…Поднеся близко к глазам листок, исписанный торопливыми каракулями, я громко, внятно, удивляясь необычному звучанию собственного голоса, прочитал:
— «Ашхаду алля иляхаилляЛлах ва ашхаду анна Мухамма-дан расулюЛлах».
Ничего не произошло, небо не упало на землю. Охранники проснулись, вздрогнули, зыркнули на меня удивленно, пробормотали ту же формулу и опять уснули.
— Поздравляю, — сказал Томас. — Теперь вы мусульманин, наш брат. Ваше имя будет Искендер. Я научу вас молитвам. Пять раз в сутки мы возносим хвалы Аллаху, мир ему и благословение. Утренний намаз фаджр символизирует рождение человека. Дневной намаз зухр напоминает нам, что время идет и срок жизни сокращается с каждым мигом. Предвечерний намаз аср заставляет думать о том, что смерть может настигнуть нас в любую секунду, а намаз магриб, выполняемый сразу после захода солнца, символизирует саму смерть. Что же касается последнего намаза — иша, он свидетельствует о том, что все преходяще в этом мире тления, который мы называем дунье, и единственная цель, достойная человека, — вернуться на свою настоящую родину, в мир Ахират. Молитва — это разговор с Аллахом. Вы должны отнестись к этому очень, очень серьезно…
Приземлились на той же самой базе, «Наджам уль-джи-хад». Еще с воздуха я увидел многочисленные яркие костры, суетящихся людей. Мертвая тишина, которая при мне царила здесь ночами, сменилась толкотней и шумом праздника. Народу было гораздо больше: бродили по лагерю, громко и возбужденно болтали, пели песни. У центральной, белой палатки-шатра, ярко освещенной изнутри, я заметил роскошный длинный, сверкающий черным лаком лимузин. Неужели он прибыл из Афганистана на «кадиллаке» или «линкольне»? Или просто старая миллионерская привычка?..

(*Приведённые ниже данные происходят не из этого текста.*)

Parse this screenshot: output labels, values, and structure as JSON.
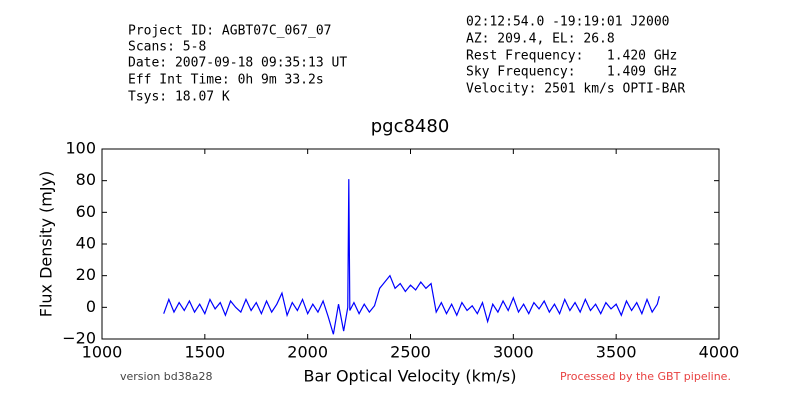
{
  "header": {
    "left": [
      "Project ID: AGBT07C_067_07",
      "Scans: 5-8",
      "Date: 2007-09-18 09:35:13 UT",
      "Eff Int Time: 0h 9m 33.2s",
      "Tsys: 18.07 K"
    ],
    "right": [
      "02:12:54.0 -19:19:01 J2000",
      "AZ: 209.4, EL: 26.8",
      "Rest Frequency:   1.420 GHz",
      "Sky Frequency:    1.409 GHz",
      "Velocity: 2501 km/s OPTI-BAR"
    ]
  },
  "footer": {
    "version": "version bd38a28",
    "pipeline": "Processed by the GBT pipeline."
  },
  "chart_data": {
    "type": "line",
    "title": "pgc8480",
    "x_label": "Bar Optical Velocity (km/s)",
    "y_label": "Flux Density (mJy)",
    "xlim": [
      1000,
      4000
    ],
    "ylim": [
      -20,
      100
    ],
    "xticks": [
      1000,
      1500,
      2000,
      2500,
      3000,
      3500,
      4000
    ],
    "yticks": [
      {
        "value": -20,
        "label": "−20"
      },
      0,
      20,
      40,
      60,
      80,
      100
    ],
    "grid": false,
    "series": [
      {
        "color": "#0000ff",
        "x": [
          1300,
          1325,
          1350,
          1375,
          1400,
          1425,
          1450,
          1475,
          1500,
          1525,
          1550,
          1575,
          1600,
          1625,
          1650,
          1675,
          1700,
          1725,
          1750,
          1775,
          1800,
          1825,
          1850,
          1875,
          1900,
          1925,
          1950,
          1975,
          2000,
          2025,
          2050,
          2075,
          2100,
          2125,
          2150,
          2175,
          2195,
          2200,
          2205,
          2225,
          2250,
          2275,
          2300,
          2325,
          2350,
          2375,
          2400,
          2425,
          2450,
          2475,
          2500,
          2525,
          2550,
          2575,
          2600,
          2625,
          2650,
          2675,
          2700,
          2725,
          2750,
          2775,
          2800,
          2825,
          2850,
          2875,
          2900,
          2925,
          2950,
          2975,
          3000,
          3025,
          3050,
          3075,
          3100,
          3125,
          3150,
          3175,
          3200,
          3225,
          3250,
          3275,
          3300,
          3325,
          3350,
          3375,
          3400,
          3425,
          3450,
          3475,
          3500,
          3525,
          3550,
          3575,
          3600,
          3625,
          3650,
          3675,
          3700,
          3710
        ],
        "values": [
          -4,
          5,
          -3,
          3,
          -2,
          4,
          -3,
          2,
          -4,
          5,
          -1,
          3,
          -5,
          4,
          0,
          -3,
          5,
          -2,
          3,
          -4,
          4,
          -3,
          2,
          9,
          -5,
          3,
          -2,
          5,
          -4,
          2,
          -3,
          4,
          -6,
          -17,
          2,
          -15,
          0,
          81,
          -2,
          3,
          -4,
          2,
          -3,
          1,
          12,
          16,
          20,
          12,
          15,
          10,
          14,
          11,
          16,
          12,
          15,
          -3,
          3,
          -4,
          2,
          -5,
          3,
          -2,
          1,
          -4,
          3,
          -9,
          2,
          -3,
          4,
          -2,
          6,
          -3,
          2,
          -4,
          3,
          -1,
          4,
          -3,
          2,
          -4,
          5,
          -2,
          3,
          -3,
          5,
          -2,
          2,
          -4,
          3,
          -1,
          2,
          -5,
          4,
          -2,
          3,
          -4,
          5,
          -3,
          2,
          7
        ]
      }
    ]
  }
}
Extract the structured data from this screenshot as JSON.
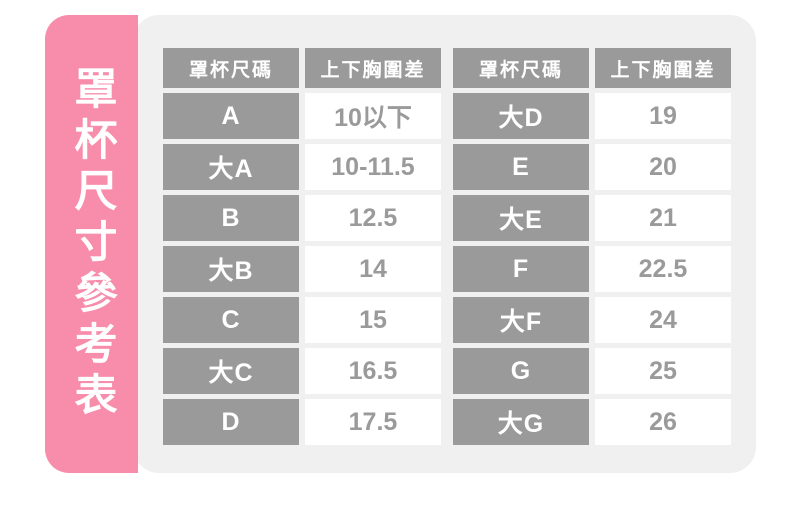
{
  "banner": {
    "title": "罩杯尺寸參考表"
  },
  "tables": [
    {
      "headers": [
        "罩杯尺碼",
        "上下胸圍差"
      ],
      "rows": [
        {
          "size": "A",
          "diff": "10以下"
        },
        {
          "size": "大A",
          "diff": "10-11.5"
        },
        {
          "size": "B",
          "diff": "12.5"
        },
        {
          "size": "大B",
          "diff": "14"
        },
        {
          "size": "C",
          "diff": "15"
        },
        {
          "size": "大C",
          "diff": "16.5"
        },
        {
          "size": "D",
          "diff": "17.5"
        }
      ]
    },
    {
      "headers": [
        "罩杯尺碼",
        "上下胸圍差"
      ],
      "rows": [
        {
          "size": "大D",
          "diff": "19"
        },
        {
          "size": "E",
          "diff": "20"
        },
        {
          "size": "大E",
          "diff": "21"
        },
        {
          "size": "F",
          "diff": "22.5"
        },
        {
          "size": "大F",
          "diff": "24"
        },
        {
          "size": "G",
          "diff": "25"
        },
        {
          "size": "大G",
          "diff": "26"
        }
      ]
    }
  ],
  "chart_data": {
    "type": "table",
    "title": "罩杯尺寸參考表",
    "columns": [
      "罩杯尺碼",
      "上下胸圍差"
    ],
    "rows": [
      [
        "A",
        "10以下"
      ],
      [
        "大A",
        "10-11.5"
      ],
      [
        "B",
        "12.5"
      ],
      [
        "大B",
        "14"
      ],
      [
        "C",
        "15"
      ],
      [
        "大C",
        "16.5"
      ],
      [
        "D",
        "17.5"
      ],
      [
        "大D",
        "19"
      ],
      [
        "E",
        "20"
      ],
      [
        "大E",
        "21"
      ],
      [
        "F",
        "22.5"
      ],
      [
        "大F",
        "24"
      ],
      [
        "G",
        "25"
      ],
      [
        "大G",
        "26"
      ]
    ],
    "layout": "two side-by-side 2-column tables, 7 data rows each, header row repeated"
  },
  "colors": {
    "banner_pink": "#f78cab",
    "cell_gray": "#9a9a9a",
    "panel_gray": "#f0f0f0",
    "cell_white": "#ffffff"
  }
}
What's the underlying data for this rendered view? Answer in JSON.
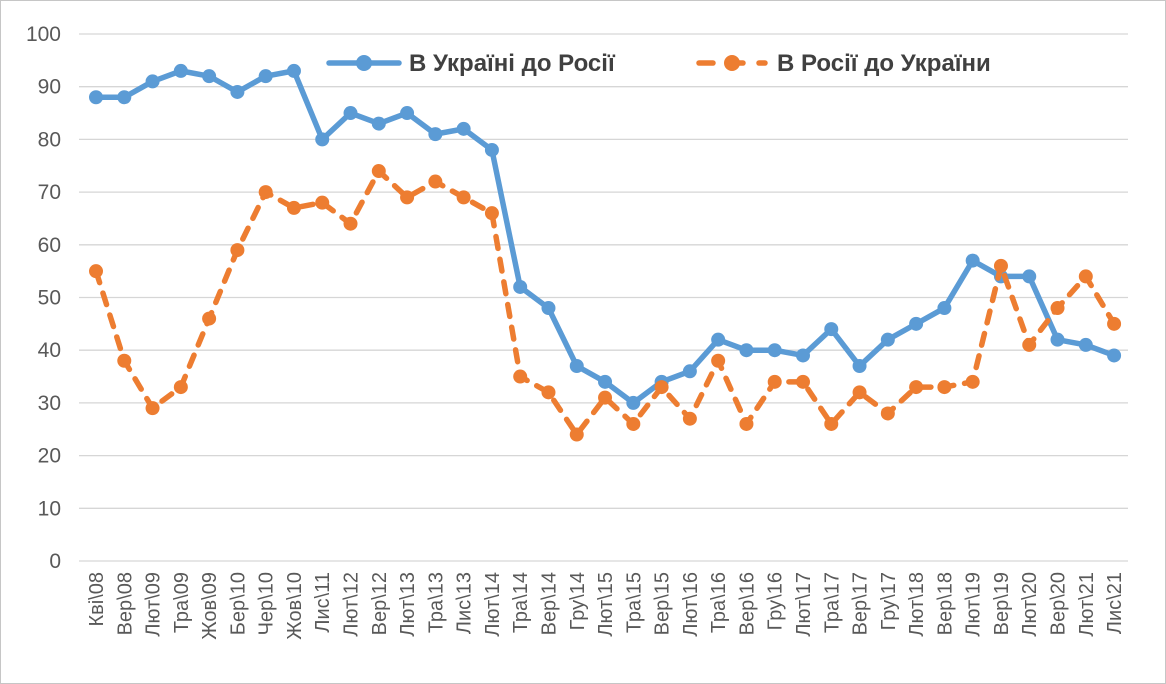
{
  "chart_data": {
    "type": "line",
    "title": "",
    "xlabel": "",
    "ylabel": "",
    "ylim": [
      0,
      100
    ],
    "yticks": [
      0,
      10,
      20,
      30,
      40,
      50,
      60,
      70,
      80,
      90,
      100
    ],
    "grid": "horizontal-on",
    "grid_color": "#d6d6d6",
    "axis_text_color": "#595959",
    "legend_text_color": "#404040",
    "legend_position": "top-inside",
    "categories": [
      "Кві\\08",
      "Вер\\08",
      "Лют\\09",
      "Тра\\09",
      "Жов\\09",
      "Бер\\10",
      "Чер\\10",
      "Жов\\10",
      "Лис\\11",
      "Лют\\12",
      "Вер\\12",
      "Лют\\13",
      "Тра\\13",
      "Лис\\13",
      "Лют\\14",
      "Тра\\14",
      "Вер\\14",
      "Гру\\14",
      "Лют\\15",
      "Тра\\15",
      "Вер\\15",
      "Лют\\16",
      "Тра\\16",
      "Вер\\16",
      "Гру\\16",
      "Лют\\17",
      "Тра\\17",
      "Вер\\17",
      "Гру\\17",
      "Лют\\18",
      "Вер\\18",
      "Лют\\19",
      "Вер\\19",
      "Лют\\20",
      "Вер\\20",
      "Лют\\21",
      "Лис\\21"
    ],
    "series": [
      {
        "id": "ua-to-ru",
        "name": "В Україні до Росії",
        "color": "#5b9bd5",
        "line_style": "solid",
        "values": [
          88,
          88,
          91,
          93,
          92,
          89,
          92,
          93,
          80,
          85,
          83,
          85,
          81,
          82,
          78,
          52,
          48,
          37,
          34,
          30,
          34,
          36,
          42,
          40,
          40,
          39,
          44,
          37,
          42,
          45,
          48,
          57,
          54,
          54,
          42,
          41,
          39
        ]
      },
      {
        "id": "ru-to-ua",
        "name": "В Росії до України",
        "color": "#ed7d31",
        "line_style": "dashed",
        "values": [
          55,
          38,
          29,
          33,
          46,
          59,
          70,
          67,
          68,
          64,
          74,
          69,
          72,
          69,
          66,
          35,
          32,
          24,
          31,
          26,
          33,
          27,
          38,
          26,
          34,
          34,
          26,
          32,
          28,
          33,
          33,
          34,
          56,
          41,
          48,
          54,
          45
        ]
      }
    ]
  }
}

Едва ступив на землю, мы были взяты в плотное кольцо охраной. Явно не те бывшие крестьяне, из которых здесь пытаются наскоро слепить солдат веры. Рослые плечистые подтянутые мужчины в черной униформе и начищенных ботах. Вооруженные чешскими «скорпио».
— Личная гвардия Хаджи, — шепнул мне Томас. — Их еще называют «арабские афганцы». Люди, прошедшие с имамом афганский джихад. Самые преданные его друзья.
«Афганцы» молча окружили нас и повели. В лагере никто не спал. Сидя у костров, муджахиды что-то бурно обсуждали, спорили. Наэлектризованная до предела атмосфера. Багровые отсветы пламени падали на бородатые морщинистые лица, вспыхивали в глазах яркими искрами. Не понимая их речи, я автоматически вычленял лишь несколько слов, звучавших постоянно: Хаджи, имам, Мехди… У одного из костров царило заметное оживление. Сгрудившись на почтительном расстоянии, человек, может быть, двадцать бородачей, замерев, прислушивались к разговору. Возле огня сидели шестеро или семеро счастливцев, среди которых был человек, которого я узнал сразу. Со спины. Высокий, сутулый, худой. В белой чалме. Что-то негромко объяснял собеседникам, делая правой рукой хорошо знакомые мне плавные жесты. Как бы ласково поглаживая невидимую кошку. Мы остановились. На лице Томаса — Туфика цвело благоговение. Один из «афганцев», неслышно ступая, пробрался к костру, наклонился над ухом Абу Абдаллы, что-то шепнул ему. Тот кивнул. Вернувшись, «афганец» крепко взял меня за локоть, повел к костру. Муджахиды почтительно расступились, расползлись в стороны, освободив место рядом со своим предводителем.